= Lindsay Gibson =

American clinical psychologist and writer

Lindsay C. Gibson is an American clinical psychologist who has written a number of Emotionally Immature Parents books.

==Life and work==
Gibson has a Master's degree in Clinical psychology from Central Michigan University, and a Doctorate of Psychology from the Virginia Consortium Program in Clinical Psychology. She lives and works in Virginia Beach, Virginia, where she has a small private practice.
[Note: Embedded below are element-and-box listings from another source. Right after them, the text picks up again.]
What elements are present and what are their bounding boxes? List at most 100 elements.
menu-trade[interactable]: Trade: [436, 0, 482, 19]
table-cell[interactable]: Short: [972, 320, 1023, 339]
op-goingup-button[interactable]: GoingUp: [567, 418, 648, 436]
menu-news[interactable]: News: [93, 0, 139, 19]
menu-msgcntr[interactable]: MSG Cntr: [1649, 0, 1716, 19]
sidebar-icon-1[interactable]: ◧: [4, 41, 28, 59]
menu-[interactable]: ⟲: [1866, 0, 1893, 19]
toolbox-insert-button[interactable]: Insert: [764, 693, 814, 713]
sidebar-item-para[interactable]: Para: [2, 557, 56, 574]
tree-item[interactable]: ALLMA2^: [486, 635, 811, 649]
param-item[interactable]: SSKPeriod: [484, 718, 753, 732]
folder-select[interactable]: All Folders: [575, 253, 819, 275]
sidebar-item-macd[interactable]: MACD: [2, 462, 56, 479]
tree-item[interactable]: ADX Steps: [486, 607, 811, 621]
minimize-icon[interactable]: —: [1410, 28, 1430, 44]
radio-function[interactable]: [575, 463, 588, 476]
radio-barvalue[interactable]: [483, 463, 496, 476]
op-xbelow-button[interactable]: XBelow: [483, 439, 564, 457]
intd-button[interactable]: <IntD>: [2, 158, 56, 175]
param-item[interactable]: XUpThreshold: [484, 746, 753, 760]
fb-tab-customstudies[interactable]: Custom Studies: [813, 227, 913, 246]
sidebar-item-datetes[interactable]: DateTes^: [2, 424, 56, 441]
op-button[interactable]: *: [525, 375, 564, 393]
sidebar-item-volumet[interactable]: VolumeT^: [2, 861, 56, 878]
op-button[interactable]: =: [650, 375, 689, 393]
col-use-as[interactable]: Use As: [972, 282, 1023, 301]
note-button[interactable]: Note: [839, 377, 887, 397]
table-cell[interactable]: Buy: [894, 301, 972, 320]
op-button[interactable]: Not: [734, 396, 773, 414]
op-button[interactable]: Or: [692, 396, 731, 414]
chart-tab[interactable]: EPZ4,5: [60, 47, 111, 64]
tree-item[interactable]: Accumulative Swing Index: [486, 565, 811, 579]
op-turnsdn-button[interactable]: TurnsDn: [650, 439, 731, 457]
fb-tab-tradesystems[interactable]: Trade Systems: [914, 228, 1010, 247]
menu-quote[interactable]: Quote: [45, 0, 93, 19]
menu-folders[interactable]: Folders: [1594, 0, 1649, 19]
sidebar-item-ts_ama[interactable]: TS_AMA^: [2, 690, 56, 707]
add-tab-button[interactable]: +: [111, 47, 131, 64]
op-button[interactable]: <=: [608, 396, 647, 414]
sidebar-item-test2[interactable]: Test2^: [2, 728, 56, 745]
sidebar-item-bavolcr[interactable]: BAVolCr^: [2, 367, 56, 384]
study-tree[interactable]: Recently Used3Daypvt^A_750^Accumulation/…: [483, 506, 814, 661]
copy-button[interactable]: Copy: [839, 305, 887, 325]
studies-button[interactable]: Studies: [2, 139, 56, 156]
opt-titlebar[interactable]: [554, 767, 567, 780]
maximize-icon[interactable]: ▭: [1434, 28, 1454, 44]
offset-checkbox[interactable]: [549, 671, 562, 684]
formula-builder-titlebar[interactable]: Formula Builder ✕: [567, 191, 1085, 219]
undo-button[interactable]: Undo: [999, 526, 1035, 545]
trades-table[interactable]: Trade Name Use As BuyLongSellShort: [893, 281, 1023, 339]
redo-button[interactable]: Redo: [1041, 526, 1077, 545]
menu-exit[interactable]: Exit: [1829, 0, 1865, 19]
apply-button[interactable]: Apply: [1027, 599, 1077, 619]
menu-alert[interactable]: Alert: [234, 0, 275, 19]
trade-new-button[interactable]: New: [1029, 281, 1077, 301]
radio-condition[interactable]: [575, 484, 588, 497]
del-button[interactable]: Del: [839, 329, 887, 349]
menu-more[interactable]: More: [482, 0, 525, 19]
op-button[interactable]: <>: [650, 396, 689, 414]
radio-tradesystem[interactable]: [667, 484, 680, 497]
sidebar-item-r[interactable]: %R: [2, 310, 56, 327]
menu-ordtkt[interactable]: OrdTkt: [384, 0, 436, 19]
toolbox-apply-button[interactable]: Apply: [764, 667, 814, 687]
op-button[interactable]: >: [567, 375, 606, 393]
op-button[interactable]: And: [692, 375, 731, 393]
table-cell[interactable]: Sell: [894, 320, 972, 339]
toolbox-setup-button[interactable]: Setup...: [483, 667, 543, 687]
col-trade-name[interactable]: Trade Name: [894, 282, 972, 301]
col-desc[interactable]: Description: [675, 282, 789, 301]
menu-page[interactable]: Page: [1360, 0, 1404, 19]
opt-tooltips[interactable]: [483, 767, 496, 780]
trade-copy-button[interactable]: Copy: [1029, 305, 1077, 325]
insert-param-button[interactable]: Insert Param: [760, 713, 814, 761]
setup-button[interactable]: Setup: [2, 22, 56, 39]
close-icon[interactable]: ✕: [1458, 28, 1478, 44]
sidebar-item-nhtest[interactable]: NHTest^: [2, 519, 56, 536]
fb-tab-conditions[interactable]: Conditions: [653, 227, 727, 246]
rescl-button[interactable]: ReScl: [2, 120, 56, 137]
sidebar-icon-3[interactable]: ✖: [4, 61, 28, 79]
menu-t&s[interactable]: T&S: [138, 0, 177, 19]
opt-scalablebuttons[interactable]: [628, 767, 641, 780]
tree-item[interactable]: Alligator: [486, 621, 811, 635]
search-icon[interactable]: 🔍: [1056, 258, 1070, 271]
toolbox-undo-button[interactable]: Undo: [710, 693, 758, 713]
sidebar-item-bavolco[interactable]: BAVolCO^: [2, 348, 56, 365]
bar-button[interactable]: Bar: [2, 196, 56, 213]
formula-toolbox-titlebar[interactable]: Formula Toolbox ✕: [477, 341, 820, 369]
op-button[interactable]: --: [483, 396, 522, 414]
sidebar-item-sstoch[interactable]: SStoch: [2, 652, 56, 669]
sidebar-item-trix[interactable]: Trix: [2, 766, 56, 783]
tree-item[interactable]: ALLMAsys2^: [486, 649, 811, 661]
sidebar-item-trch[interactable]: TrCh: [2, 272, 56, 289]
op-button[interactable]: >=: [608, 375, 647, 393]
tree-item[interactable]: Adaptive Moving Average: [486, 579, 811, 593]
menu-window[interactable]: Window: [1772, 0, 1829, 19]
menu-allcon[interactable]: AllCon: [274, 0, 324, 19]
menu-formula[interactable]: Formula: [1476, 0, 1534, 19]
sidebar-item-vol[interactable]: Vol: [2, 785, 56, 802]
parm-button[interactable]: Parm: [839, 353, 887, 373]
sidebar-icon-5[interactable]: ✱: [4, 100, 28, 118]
In her book, Adult Children of Emotionally Immature Parents (2015), Gibson describes four types of emotionally immature parents: "driven parents, who try to perfect everyone around them; passive parents, who avoid all conflict; rejecting parents, who don't seem to enjoy being with their child at all; and emotional parents, who have mood swings, are emotionally inconsistent and need others to stabilize them."

==Publications==
- Who You Were Meant to Be: A Guide to Rediscovering Your Life's Purpose. New Horizon, 2002. ISBN 978-0882821870.
  - Second, updated edition. Oakland, CA: New Harbinger, 2020. ISBN 978-1693896699.
- Adult Children of Emotionally Immature Parents: How to Heal from Distant, Rejecting, or Self-Involved Parents. Oakland, CA: New Harbinger, 2015. ISBN 9781626251700.
- Recovering from Emotionally Immature Parents: Practical Tools to Establish Boundaries and Reclaim Your Emotional Autonomy. Oakland, CA: New Harbinger, 2019. ISBN 978-1684032525.
- Self-Care for Adult Children of Emotionally Immature Parents: Honor Your Emotions, Nurture Your Self, and Live with Confidence. Oakland, CA: New Harbinger, 2021. ISBN 978-1684039821.
- Disentangling from Emotionally Immature People: Avoid Emotional Traps, Stand Up for Your Self, and Transform Your Relationships as an Adult Child of Emotionally Immature Parents. Oakland, CA: New Harbinger, 2023. ISBN 978-1648481512.